Железная кость
Шрифт:
«Ой, мудак, ну, мудак!» — словно вынырнул из полыньи и не мог надышаться никак, раскрывая на полную рот, еле сглатывая больноватые спазмы, — напугал даже чушку вот эту, Чугуева, понимал, что еще никогда этот скот и никто его в зоне ни разу не видел таким, но не мог все равно усмирить себя сразу, позорника: смех его выворачивал, смех качался насосами с хрюканьем сквозь, смех поднявшейся и подступившей водой снял его с табуретки и понес убедиться на ощупь в том, что это убогое, невозможно-душевнобольное существует, растет под землей и сейчас Шпингалет или Миша Самородок уже выгребает из туннеля последние комья суглинка или, может быть, даже уперся железякой, клыками, когтями в трубу, позабытую, не обозначенную на имевшемся в распоряжении Хлябина плане инженерных сетей (потерялась советская миллиметровка, на которой проложен в двадцати жалких метрах от санчасти маршрут, истрепалась и стерлась бумажная, карандашная правда, как у русских оно испокон все теряется), в вожделенную
В оплетенную цепкой, зубастой «егозой» санчасть он, конечно, не ринулся, обошел стороной — чтоб сейчас не вспугнуть шебуршащихся крыс, — как ни в чем не бывало поехал домой и не спал до утра: шевелились остатки волос на макушке, и земля ощутимо подрагивала под охотничьими сапогами, подымало его предвкушение всесилия, перехода на следующий уровень: он никогда уже не станет прежним, никогда не вернется в ничтожество.
Вышел в зябкий студеный, будоражащий воздух туманного утра, загрузил в свой «Паджеро» надувную моторку и пополз по разбитой грунтовке к Ишимке, за спиной по правую руку оставив поселок ни низких, ни высоких кирпичных коттеджей, подкатился к воде по пологому склону, повозился с насосом, оживляя резиновую шкуру, браконьерски тишайше (с чего? что ль, из страха, что монстр, отделенный от него километрами, сквозь бетонные стены и хрипы полусотни барачных животных — услышит?), как по маслу сволок налитую, звенящую лодку к урезу, пропихнул сквозь высокие сивые камыши на открытую воду и погреб, не решившись вспороть тишину первым взревом движка, рвать и рвать тарахтением даже самого малого хода.
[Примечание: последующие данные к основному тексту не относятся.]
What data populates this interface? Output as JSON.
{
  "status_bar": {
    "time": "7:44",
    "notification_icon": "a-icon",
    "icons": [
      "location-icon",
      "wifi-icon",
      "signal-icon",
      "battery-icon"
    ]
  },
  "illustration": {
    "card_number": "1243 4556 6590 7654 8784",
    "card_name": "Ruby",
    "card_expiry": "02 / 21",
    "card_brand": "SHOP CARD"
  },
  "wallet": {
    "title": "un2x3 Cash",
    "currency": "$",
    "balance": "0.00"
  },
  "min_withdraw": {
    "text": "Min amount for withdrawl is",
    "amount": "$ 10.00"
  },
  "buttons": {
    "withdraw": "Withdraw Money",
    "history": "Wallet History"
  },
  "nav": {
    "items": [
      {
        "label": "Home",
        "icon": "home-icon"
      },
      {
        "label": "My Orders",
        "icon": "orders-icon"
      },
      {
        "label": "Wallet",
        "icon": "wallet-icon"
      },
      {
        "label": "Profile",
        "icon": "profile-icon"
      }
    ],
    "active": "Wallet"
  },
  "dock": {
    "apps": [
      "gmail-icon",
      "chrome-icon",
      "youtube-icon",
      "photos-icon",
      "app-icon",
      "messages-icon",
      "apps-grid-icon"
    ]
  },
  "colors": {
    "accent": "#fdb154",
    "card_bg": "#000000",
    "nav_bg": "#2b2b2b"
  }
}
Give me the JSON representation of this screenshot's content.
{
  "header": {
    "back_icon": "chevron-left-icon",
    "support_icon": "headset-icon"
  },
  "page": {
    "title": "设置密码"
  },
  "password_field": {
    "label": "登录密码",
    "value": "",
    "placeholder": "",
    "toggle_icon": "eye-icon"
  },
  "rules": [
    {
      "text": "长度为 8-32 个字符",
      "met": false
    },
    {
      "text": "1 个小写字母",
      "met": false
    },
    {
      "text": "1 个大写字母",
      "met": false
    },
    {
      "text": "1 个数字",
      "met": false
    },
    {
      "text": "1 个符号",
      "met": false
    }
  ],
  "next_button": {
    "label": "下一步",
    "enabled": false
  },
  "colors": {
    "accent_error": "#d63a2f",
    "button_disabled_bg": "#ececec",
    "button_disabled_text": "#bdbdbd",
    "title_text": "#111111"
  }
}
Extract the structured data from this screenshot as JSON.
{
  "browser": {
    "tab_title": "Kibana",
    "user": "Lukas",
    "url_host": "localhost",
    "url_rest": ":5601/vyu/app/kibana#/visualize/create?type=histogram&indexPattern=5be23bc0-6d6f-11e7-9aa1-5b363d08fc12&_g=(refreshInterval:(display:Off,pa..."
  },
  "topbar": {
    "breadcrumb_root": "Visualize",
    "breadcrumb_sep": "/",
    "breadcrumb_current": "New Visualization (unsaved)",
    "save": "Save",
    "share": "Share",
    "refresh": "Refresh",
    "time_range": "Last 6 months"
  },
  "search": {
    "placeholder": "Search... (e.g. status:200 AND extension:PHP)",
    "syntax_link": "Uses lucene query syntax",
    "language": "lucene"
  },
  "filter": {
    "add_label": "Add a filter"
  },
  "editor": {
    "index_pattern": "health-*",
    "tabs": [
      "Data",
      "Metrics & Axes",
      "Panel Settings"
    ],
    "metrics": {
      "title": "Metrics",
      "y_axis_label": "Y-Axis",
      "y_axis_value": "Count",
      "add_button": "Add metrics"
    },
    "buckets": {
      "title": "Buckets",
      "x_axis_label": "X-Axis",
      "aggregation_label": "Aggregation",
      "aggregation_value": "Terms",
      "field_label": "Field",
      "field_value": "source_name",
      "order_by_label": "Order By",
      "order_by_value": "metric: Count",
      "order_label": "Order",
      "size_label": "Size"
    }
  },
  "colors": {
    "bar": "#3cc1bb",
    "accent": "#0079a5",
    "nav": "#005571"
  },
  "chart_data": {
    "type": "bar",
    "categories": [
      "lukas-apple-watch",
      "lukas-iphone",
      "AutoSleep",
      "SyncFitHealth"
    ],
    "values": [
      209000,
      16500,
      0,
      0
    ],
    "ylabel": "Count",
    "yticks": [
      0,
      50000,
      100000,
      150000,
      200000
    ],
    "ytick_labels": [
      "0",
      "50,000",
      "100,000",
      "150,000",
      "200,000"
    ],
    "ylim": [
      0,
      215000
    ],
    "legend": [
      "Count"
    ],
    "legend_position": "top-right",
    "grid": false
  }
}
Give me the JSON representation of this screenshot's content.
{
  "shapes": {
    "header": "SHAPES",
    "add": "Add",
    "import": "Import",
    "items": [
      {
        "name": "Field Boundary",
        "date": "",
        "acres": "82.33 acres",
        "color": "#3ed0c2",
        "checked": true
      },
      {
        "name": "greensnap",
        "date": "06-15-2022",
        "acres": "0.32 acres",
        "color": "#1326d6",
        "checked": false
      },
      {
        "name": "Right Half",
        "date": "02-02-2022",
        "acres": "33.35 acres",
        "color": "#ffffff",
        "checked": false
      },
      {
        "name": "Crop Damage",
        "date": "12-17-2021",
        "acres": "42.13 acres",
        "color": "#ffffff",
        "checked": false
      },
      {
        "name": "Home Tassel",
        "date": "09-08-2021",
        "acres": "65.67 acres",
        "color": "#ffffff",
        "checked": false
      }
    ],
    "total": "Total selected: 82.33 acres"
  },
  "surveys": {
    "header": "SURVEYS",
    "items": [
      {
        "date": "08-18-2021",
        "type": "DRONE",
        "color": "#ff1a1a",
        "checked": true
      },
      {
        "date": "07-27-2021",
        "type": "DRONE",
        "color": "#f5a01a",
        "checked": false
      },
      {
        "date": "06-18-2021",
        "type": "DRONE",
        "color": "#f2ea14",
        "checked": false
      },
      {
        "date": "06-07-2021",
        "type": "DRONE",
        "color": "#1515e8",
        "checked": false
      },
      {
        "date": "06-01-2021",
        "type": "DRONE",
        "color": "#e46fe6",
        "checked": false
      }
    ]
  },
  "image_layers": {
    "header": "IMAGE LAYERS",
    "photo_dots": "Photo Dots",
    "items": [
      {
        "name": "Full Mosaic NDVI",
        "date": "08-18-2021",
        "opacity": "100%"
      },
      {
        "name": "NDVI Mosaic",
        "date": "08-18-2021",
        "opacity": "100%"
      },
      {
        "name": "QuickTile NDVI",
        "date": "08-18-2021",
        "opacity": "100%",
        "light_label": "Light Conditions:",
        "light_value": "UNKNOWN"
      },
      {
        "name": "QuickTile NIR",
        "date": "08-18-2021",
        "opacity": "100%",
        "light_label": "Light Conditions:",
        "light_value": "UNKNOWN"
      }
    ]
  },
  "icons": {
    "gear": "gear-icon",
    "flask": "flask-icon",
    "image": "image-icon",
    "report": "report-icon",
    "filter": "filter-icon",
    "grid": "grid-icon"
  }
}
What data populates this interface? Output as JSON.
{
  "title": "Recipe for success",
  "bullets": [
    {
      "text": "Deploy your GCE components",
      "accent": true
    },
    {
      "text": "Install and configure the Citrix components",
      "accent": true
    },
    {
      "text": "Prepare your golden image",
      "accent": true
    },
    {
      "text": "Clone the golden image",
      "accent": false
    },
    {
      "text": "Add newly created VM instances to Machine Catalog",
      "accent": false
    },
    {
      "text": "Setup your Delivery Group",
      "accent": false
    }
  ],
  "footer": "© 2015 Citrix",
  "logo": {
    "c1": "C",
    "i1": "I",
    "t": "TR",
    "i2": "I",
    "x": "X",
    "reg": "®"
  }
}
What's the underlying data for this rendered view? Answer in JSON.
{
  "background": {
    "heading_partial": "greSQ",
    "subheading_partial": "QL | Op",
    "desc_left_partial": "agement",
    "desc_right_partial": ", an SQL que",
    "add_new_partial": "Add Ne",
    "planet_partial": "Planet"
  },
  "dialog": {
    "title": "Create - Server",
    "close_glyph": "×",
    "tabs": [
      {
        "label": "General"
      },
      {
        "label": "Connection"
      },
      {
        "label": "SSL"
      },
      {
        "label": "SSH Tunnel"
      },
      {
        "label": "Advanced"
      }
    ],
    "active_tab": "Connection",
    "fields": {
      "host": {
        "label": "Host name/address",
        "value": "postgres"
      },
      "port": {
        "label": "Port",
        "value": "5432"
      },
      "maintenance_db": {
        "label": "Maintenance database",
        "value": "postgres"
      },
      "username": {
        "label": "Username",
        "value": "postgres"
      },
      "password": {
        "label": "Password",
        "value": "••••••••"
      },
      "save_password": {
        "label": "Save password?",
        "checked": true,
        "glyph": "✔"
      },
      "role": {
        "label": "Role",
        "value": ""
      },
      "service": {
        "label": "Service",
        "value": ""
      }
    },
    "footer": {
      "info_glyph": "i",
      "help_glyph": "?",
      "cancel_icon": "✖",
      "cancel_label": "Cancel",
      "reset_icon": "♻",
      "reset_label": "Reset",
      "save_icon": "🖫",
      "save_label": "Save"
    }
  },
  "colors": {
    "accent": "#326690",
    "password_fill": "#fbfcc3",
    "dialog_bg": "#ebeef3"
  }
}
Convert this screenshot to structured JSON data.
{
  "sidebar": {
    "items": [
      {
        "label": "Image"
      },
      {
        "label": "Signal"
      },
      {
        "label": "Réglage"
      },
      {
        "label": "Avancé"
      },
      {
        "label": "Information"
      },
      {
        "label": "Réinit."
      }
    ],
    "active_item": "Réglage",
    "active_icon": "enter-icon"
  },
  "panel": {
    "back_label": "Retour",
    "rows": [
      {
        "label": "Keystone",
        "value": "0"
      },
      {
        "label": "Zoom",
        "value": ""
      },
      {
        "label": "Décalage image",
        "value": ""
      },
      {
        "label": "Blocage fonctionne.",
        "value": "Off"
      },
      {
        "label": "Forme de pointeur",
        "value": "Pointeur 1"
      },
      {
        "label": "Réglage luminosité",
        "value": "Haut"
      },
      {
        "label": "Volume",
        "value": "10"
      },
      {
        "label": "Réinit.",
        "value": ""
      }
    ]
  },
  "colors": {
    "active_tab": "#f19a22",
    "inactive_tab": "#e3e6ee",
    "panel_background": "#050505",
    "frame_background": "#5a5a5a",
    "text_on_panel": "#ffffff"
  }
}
Замирал, увлекаемый несильным течением и вслушиваясь в проводящую бережно каждый звук тишину — отдаленный, неясного происхождения всплеск, всполох крыльев какой-то встрепенувшейся птицы.
Еле-еле светлело зеленцой на восходе почти полностью черное, непроглядное небо, и в невидимой зоне еще не врубили подъем, и, наверно, Угланов не спал, чуя близость звериной свободы; луч фонарика клином высвечивал неподвижную гладкую темную воду, с берегов наступал и седой клочковатой ватой скатывался в реку туман — ничего не видать, а потом сквозь белесую мглу промерцали ослабевшим под утро накалом огни и по правому берегу проявились засвеченные очертания зоны. Угловая квадратная вышка с упрежденным, чтоб не шуранул среди ночи тревогу, попкарем-желторотиком (было время, и Хлябин вот так же стоял над остывшей степью и вымершей зоной в ночи) плавно выплыла лодке навстречу, и прожекторный свет ему хлынул, хозяину зоны, в глаза, прохватив представлением, что почувствует монстр всей своей остановленной кровью, когда невозможный рентгеновский свет его выхватит из такой окончательно купленной, поглотившей его без обмана спасительной тьмы — что почувствует рыба, речное животное, очутившись в прозрачном предсмертии светового колодца.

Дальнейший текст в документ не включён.